Каждый проводит время в приятных умственных — а чаще «практических» (что будет, если налить воду в решето? — и смотрят. А если сделать решето почаще? — и опять смотрят. А пореже? — и заносят результаты в свои НАУЧНЫЕ отчеты) упражнениях, и так собой довольны — главное, все так импозантно, так солидно: они ИССЛЕДУЮТ! О племя ненавистное! Лишенное свободы мысли и любви к истине. Предатели, клерикалы, инквизиция!
Что-то надо было делать, и Сева тогда послал свой труд не куда-нибудь, а в Париж, в ЮНЕСКО. Запечатал большой конверт, наклеил марок и доверчиво бросил в синий почтовый ящик.
Теперь он сделал все, что от него зависело, для спасения истины, и успокоился. Даже впал в апатию. А скоро его вызвал к себе Путилин и объяснил: нечто определяется только через сопоставление с другим, и целое невозможно познать изнутри при помощи лишь части этого целого. И его, Путилина, эта гносеологическая безысходность ничуть не удручала… Ему плевать было на то, что он — часть непознаваемого целого. Ему было вполне хорошо. И всем людям кругом было тоже вполне хорошо и уютно в том мире, какой они составляли.
Сева уволился с работы, пришел домой, лег ничком на диван, закрыл глаза, голову отгородил от мира руками, и остался один в кромешной темноте, мерцали лишь вспышки его больного сознания. Сознание работало, и отходами его труда были искры света — разложение в низшую материю.
Он лежал так неизвестно сколько времени. Да время и не имеет объективной протяженности. Иная ночь не уходит слишком долго. Время не складывается в сумму и не делится на частные, оно бергсоновское и зависит только от состояния сознания.
Сева был в таком состоянии, что время стало нуль.
Посреди этого нуля, не имеющего протяженности, как точка, вдруг разом — если это возможно — а, наверное, это возможно, раз произошло, — Сева испытал натиск всех мыслей, какие он по очереди содержал в голове, постигая ли прочитанное или соображая самостоятельно. Разом все, что читал, знал и думал, или многое из того, сошлось в одной точке. Все мысли, не доросшие до утверждения, все неотвеченные вопросы и недоумения, раньше терпимо распределявшиеся в сознании во времени, объединились вместе, образовав несметную силу, хаос мира, в котором ум не может выжить.

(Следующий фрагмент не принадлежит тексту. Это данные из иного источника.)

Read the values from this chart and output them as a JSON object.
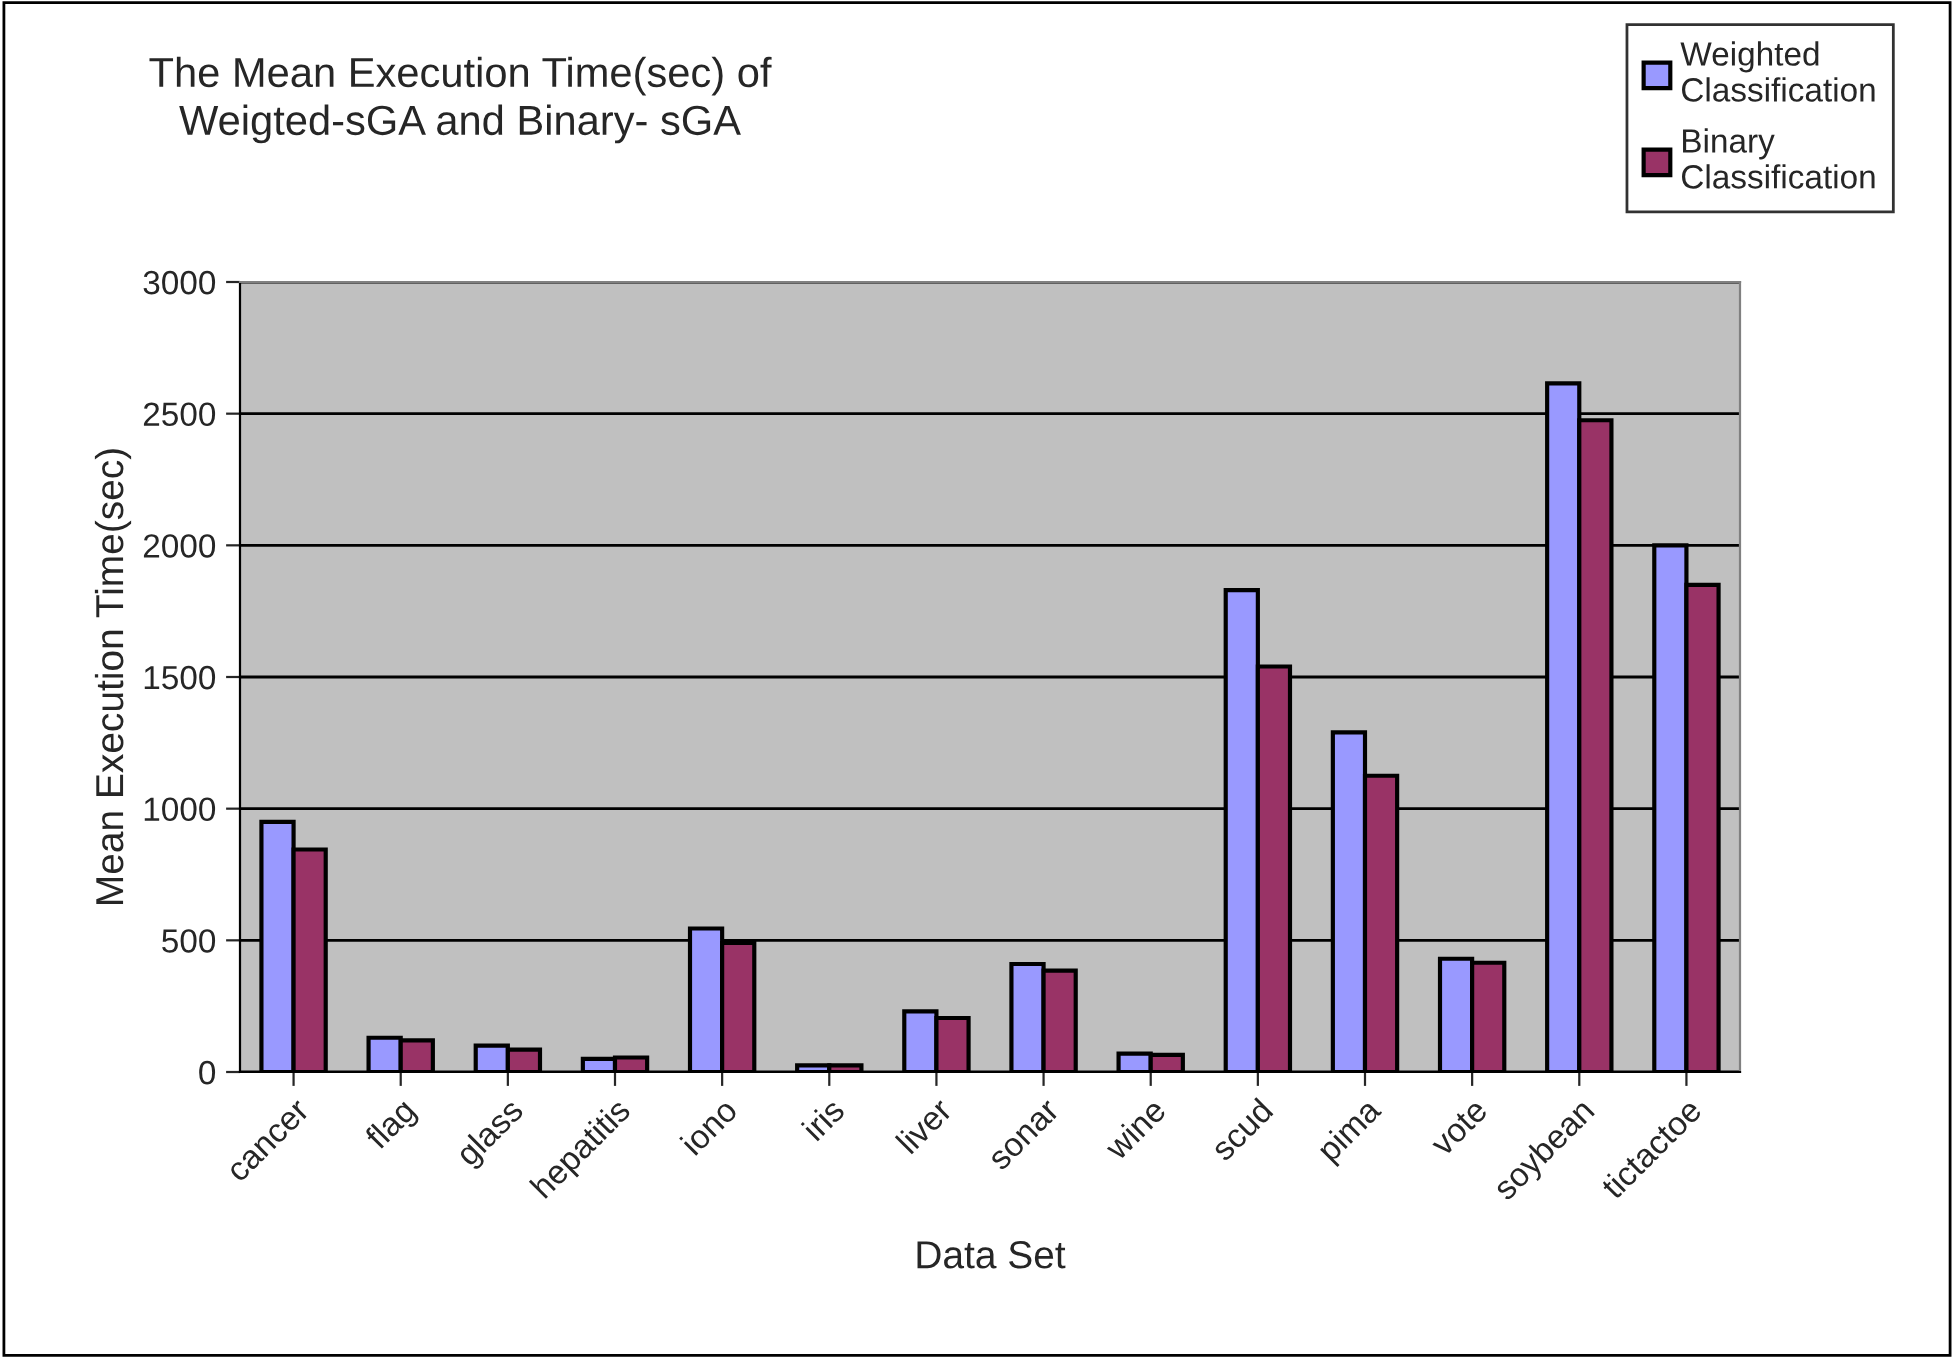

Почему в «Книге перемен» шестьдесят четыре гексаграммы — столько же, сколько шахматных клеток; почему бесчисленные переставления фигур еще не исчерпались, и какая, магия исполняется в этих перестановках?
Почему языки — разные, и кто дал закон, по которому они изменяются? И почему не приживаются искусственные, столь разумно и экономно устроенные языки? Почему китайцы не откажутся от своей чудовищной письменности, и что они черпают в ней?
И зачем на земле разные расы?
Почему повторяются сны и сбываются, и почему бесконечность и циклические построения нестерпимы уму и он спешит отвязаться от них?
Где набираются отваги толкователи истории?
Почему держится вера в предание, что мир был сотворен произнесением слова, и до сих пор поэты боятся сказать ужасное, и политики боятся сказать ужасное, ибо каждое слово становится пророчеством, обреченным исполниться? И почему иные слова — грех? ЧТО создается ими?
Как перелетные птицы находят дорогу?
Почему самцы животных становятся друг против друга в позе вражды, и вдруг один из них, не дождавшись борьбы, сдается и отходит? Как он понимает, что ему не победить?
Земля вращается в поле космических сил, обретая по закону Ленца в этом вращении магнитное поле, — для чего оно ей?
Зачем все народы весной устраивают похожие праздники с хороводами, что дает им это неистовое вращение, сцепившись руками в замкнутый контур?
Почему из года в год стоит на обочине дороги девушка и блестит ее глянцевое плечо, она жмурится от солнца, и знойное марево зыблется над шоссе, делая его похожим на реку…
И может, человек — лишь клеточка какого-то органа природы — печени? мозга? А то и вовсе, он есть лишь некий адреналин, выделенный печенью природы в кровь в испуге ее. Бисеринка пота, выступившая наружу в усталости ее трудов. А вовсе не источник энергии, питающий силой праматерию света.
Почему человек труслив так, что боится перемены взглядов хуже, чем измены жены? Почему он предпочитает привычные заблуждения новым мыслям?
И как человек изобрел музыку? Она не имеет в природе аналога и повода.
Почему неопровержимо даже такое представление, что мы живем в полой каверне посреди бесконечного гранита, а небо и звезды — лишь оптические эффекты?